Frischer Wind in Glarus: Die Neuorganisation der Forstreviere bringt Veränderungen
Heute ist der 14.07.2026 und in Glarus tut sich einiges! Die Regierungsbehörden haben die Neuorganisation der Forstreviere in Glarus Süd beschlossen. Man könnte sagen, es ist wie eine frische Brise, die durch die Wälder weht – und das ganz offiziell! Ab Juli und August 2026 wird die neue Einteilung der Forstreviere in Kraft treten, und das bringt eine Menge Veränderungen mit sich.
Mit einer Gesamtwaldfläche von rund 12’300 Hektaren, was mehr als der Hälfte der Waldfläche des gesamten Kantons Glarus entspricht, wird die Aufgabenverteilung unter den Revierförstern nun gleichmäßiger. Das Ziel der Neuorganisation?

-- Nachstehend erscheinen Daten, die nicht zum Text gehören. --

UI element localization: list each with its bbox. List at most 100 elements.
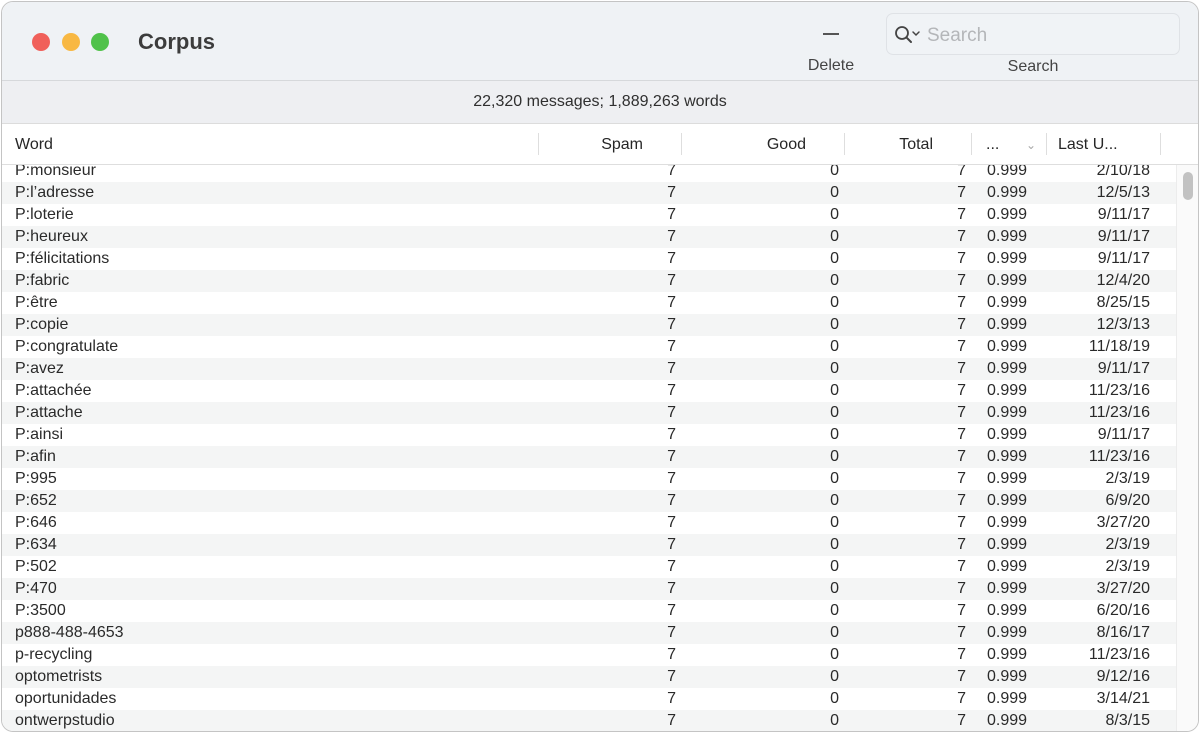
column-header-total[interactable]: Total	[845, 124, 972, 164]
search-input[interactable]	[925, 22, 1169, 50]
cell-last-used: 9/11/17	[1097, 426, 1150, 443]
cell-probability: 0.999	[987, 165, 1028, 179]
cell-spam: 7	[667, 316, 676, 333]
cell-word: optometrists	[15, 668, 103, 685]
cell-spam: 7	[667, 448, 676, 465]
cell-spam: 7	[667, 360, 676, 377]
cell-spam: 7	[667, 580, 676, 597]
cell-good: 0	[830, 514, 839, 531]
cell-last-used: 11/23/16	[1088, 404, 1150, 421]
cell-word: P:avez	[15, 360, 64, 377]
cell-last-used: 8/25/15	[1096, 294, 1150, 311]
corpus-summary: 22,320 messages; 1,889,263 words	[2, 81, 1198, 124]
cell-last-used: 2/3/19	[1105, 536, 1150, 553]
table-row[interactable]: P:l’adresse 7 0 7 0.999 12/5/13	[2, 182, 1176, 204]
table-row[interactable]: P:loterie 7 0 7 0.999 9/11/17	[2, 204, 1176, 226]
table-row[interactable]: p-recycling 7 0 7 0.999 11/23/16	[2, 644, 1176, 666]
cell-spam: 7	[667, 602, 676, 619]
cell-word: P:634	[15, 536, 57, 553]
cell-good: 0	[830, 580, 839, 597]
column-header-probability[interactable]: ... ⌄	[972, 124, 1047, 164]
cell-good: 0	[830, 272, 839, 289]
table-row[interactable]: P:fabric 7 0 7 0.999 12/4/20	[2, 270, 1176, 292]
close-window-button[interactable]	[32, 33, 50, 51]
magnifier-dropdown-icon[interactable]	[894, 25, 922, 45]
cell-probability: 0.999	[987, 602, 1028, 619]
table-row[interactable]: P:ainsi 7 0 7 0.999 9/11/17	[2, 424, 1176, 446]
cell-spam: 7	[667, 514, 676, 531]
vertical-scrollbar[interactable]	[1176, 165, 1198, 731]
cell-word: P:monsieur	[15, 165, 96, 179]
column-header-spam[interactable]: Spam	[539, 124, 682, 164]
table-row[interactable]: P:félicitations 7 0 7 0.999 9/11/17	[2, 248, 1176, 270]
cell-word: P:470	[15, 580, 57, 597]
maximize-window-button[interactable]	[91, 33, 109, 51]
cell-total: 7	[957, 184, 966, 201]
cell-total: 7	[957, 492, 966, 509]
column-header-word[interactable]: Word	[2, 124, 539, 164]
column-header-good[interactable]: Good	[682, 124, 845, 164]
cell-spam: 7	[667, 426, 676, 443]
cell-probability: 0.999	[987, 360, 1028, 377]
table-row[interactable]: P:646 7 0 7 0.999 3/27/20	[2, 512, 1176, 534]
table-row[interactable]: P:652 7 0 7 0.999 6/9/20	[2, 490, 1176, 512]
table-row[interactable]: P:3500 7 0 7 0.999 6/20/16	[2, 600, 1176, 622]
cell-spam: 7	[667, 294, 676, 311]
cell-last-used: 8/16/17	[1096, 624, 1150, 641]
cell-probability: 0.999	[987, 448, 1028, 465]
table-row[interactable]: P:avez 7 0 7 0.999 9/11/17	[2, 358, 1176, 380]
cell-last-used: 8/3/15	[1105, 712, 1150, 729]
search-toolbar-item: Search	[886, 13, 1180, 79]
table-row[interactable]: P:470 7 0 7 0.999 3/27/20	[2, 578, 1176, 600]
table-row[interactable]: optometrists 7 0 7 0.999 9/12/16	[2, 666, 1176, 688]
table-row[interactable]: ontwerpstudio 7 0 7 0.999 8/3/15	[2, 710, 1176, 731]
scrollbar-thumb[interactable]	[1183, 172, 1193, 200]
cell-probability: 0.999	[987, 514, 1028, 531]
cell-total: 7	[957, 536, 966, 553]
table-row[interactable]: P:monsieur 7 0 7 0.999 2/10/18	[2, 165, 1176, 182]
minimize-window-button[interactable]	[62, 33, 80, 51]
cell-good: 0	[830, 294, 839, 311]
cell-good: 0	[830, 624, 839, 641]
cell-total: 7	[957, 294, 966, 311]
cell-spam: 7	[667, 404, 676, 421]
cell-probability: 0.999	[987, 580, 1028, 597]
delete-button[interactable]: Delete	[800, 18, 862, 78]
cell-good: 0	[830, 165, 839, 179]
cell-word: P:3500	[15, 602, 66, 619]
table-row[interactable]: P:attache 7 0 7 0.999 11/23/16	[2, 402, 1176, 424]
title-bar: Corpus Delete Search	[2, 2, 1198, 81]
cell-total: 7	[957, 712, 966, 729]
cell-total: 7	[957, 690, 966, 707]
cell-word: P:copie	[15, 316, 69, 333]
cell-spam: 7	[667, 712, 676, 729]
table-row[interactable]: P:afin 7 0 7 0.999 11/23/16	[2, 446, 1176, 468]
search-field[interactable]	[886, 13, 1180, 55]
table-row[interactable]: P:995 7 0 7 0.999 2/3/19	[2, 468, 1176, 490]
table-row[interactable]: P:copie 7 0 7 0.999 12/3/13	[2, 314, 1176, 336]
cell-word: oportunidades	[15, 690, 117, 707]
table-row[interactable]: P:congratulate 7 0 7 0.999 11/18/19	[2, 336, 1176, 358]
cell-word: P:félicitations	[15, 250, 110, 267]
table-row[interactable]: P:502 7 0 7 0.999 2/3/19	[2, 556, 1176, 578]
cell-last-used: 11/23/16	[1088, 646, 1150, 663]
table-row[interactable]: P:heureux 7 0 7 0.999 9/11/17	[2, 226, 1176, 248]
cell-spam: 7	[667, 165, 676, 179]
cell-last-used: 9/11/17	[1097, 206, 1150, 223]
table-row[interactable]: p888-488-4653 7 0 7 0.999 8/16/17	[2, 622, 1176, 644]
cell-last-used: 9/11/17	[1097, 250, 1150, 267]
cell-word: P:heureux	[15, 228, 88, 245]
cell-last-used: 12/3/13	[1096, 316, 1150, 333]
column-header-last-used[interactable]: Last U...	[1047, 124, 1161, 164]
word-table: P:monsieur 7 0 7 0.999 2/10/18 P:l’adresse 7 0 7 0…	[2, 165, 1176, 731]
cell-spam: 7	[667, 228, 676, 245]
cell-total: 7	[957, 514, 966, 531]
cell-last-used: 9/11/17	[1097, 360, 1150, 377]
cell-total: 7	[957, 602, 966, 619]
table-row[interactable]: P:634 7 0 7 0.999 2/3/19	[2, 534, 1176, 556]
cell-word: P:646	[15, 514, 57, 531]
table-row[interactable]: P:attachée 7 0 7 0.999 11/23/16	[2, 380, 1176, 402]
table-row[interactable]: P:être 7 0 7 0.999 8/25/15	[2, 292, 1176, 314]
cell-last-used: 3/14/21	[1096, 690, 1150, 707]
table-row[interactable]: oportunidades 7 0 7 0.999 3/14/21	[2, 688, 1176, 710]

Eine ausgeglichene Verteilung, damit die Revierförster nicht mehr wie auf einem Drahtseil balancieren müssen, während sie ihre vielfältigen Aufgaben erledigen. Die durchschnittliche Fläche pro Forstrevier beträgt nun gut 3000 Hektaren, und das Größte hat sogar ein Drittel mehr als das Kleinste. Das ist schon eine ordentliche Hausnummer!
Die neuen Forstreviere im Detail
Die fünf neuen Forstreviere sind geografisch benannt: Glarus Süd SW, Glarus Süd NW, Glarus Süd N, Glarus Süd NO und Glarus Süd SO. Hinter diesen Bezeichnungen stehen die Revierförster, die diese Bereiche nun betreuen. Christian Hösli hat die Leitung des Forstbetriebs Glarus Süd übernommen und wird von einem schlagkräftigen Team unterstützt. Matthias Haller, Roman Thoma und Sven Streiff leiten die Forstfilialen, die sich auf das nördliche und südliche Grosstal sowie das Sernftal konzentrieren. Hier wird gearbeitet – und das nicht zu knapp!
Ein weiteres Highlight dieser Umstrukturierung ist die Zusammenführung der Abteilungen Naturgefahren und Wasserbau zur neuen Abteilung Naturgefahren. Damit soll die Fachkompetenz in Bezug auf gravitative Naturgefahren gebündelt werden. Die Leitung übernimmt Patrizia Köpfli, eine Ingenieurgeologin mit 15 Jahren Erfahrung. Man kann nur hoffen, dass sie mit ihrer Expertise die Herausforderungen, die uns die Natur manchmal stellt, meistern kann.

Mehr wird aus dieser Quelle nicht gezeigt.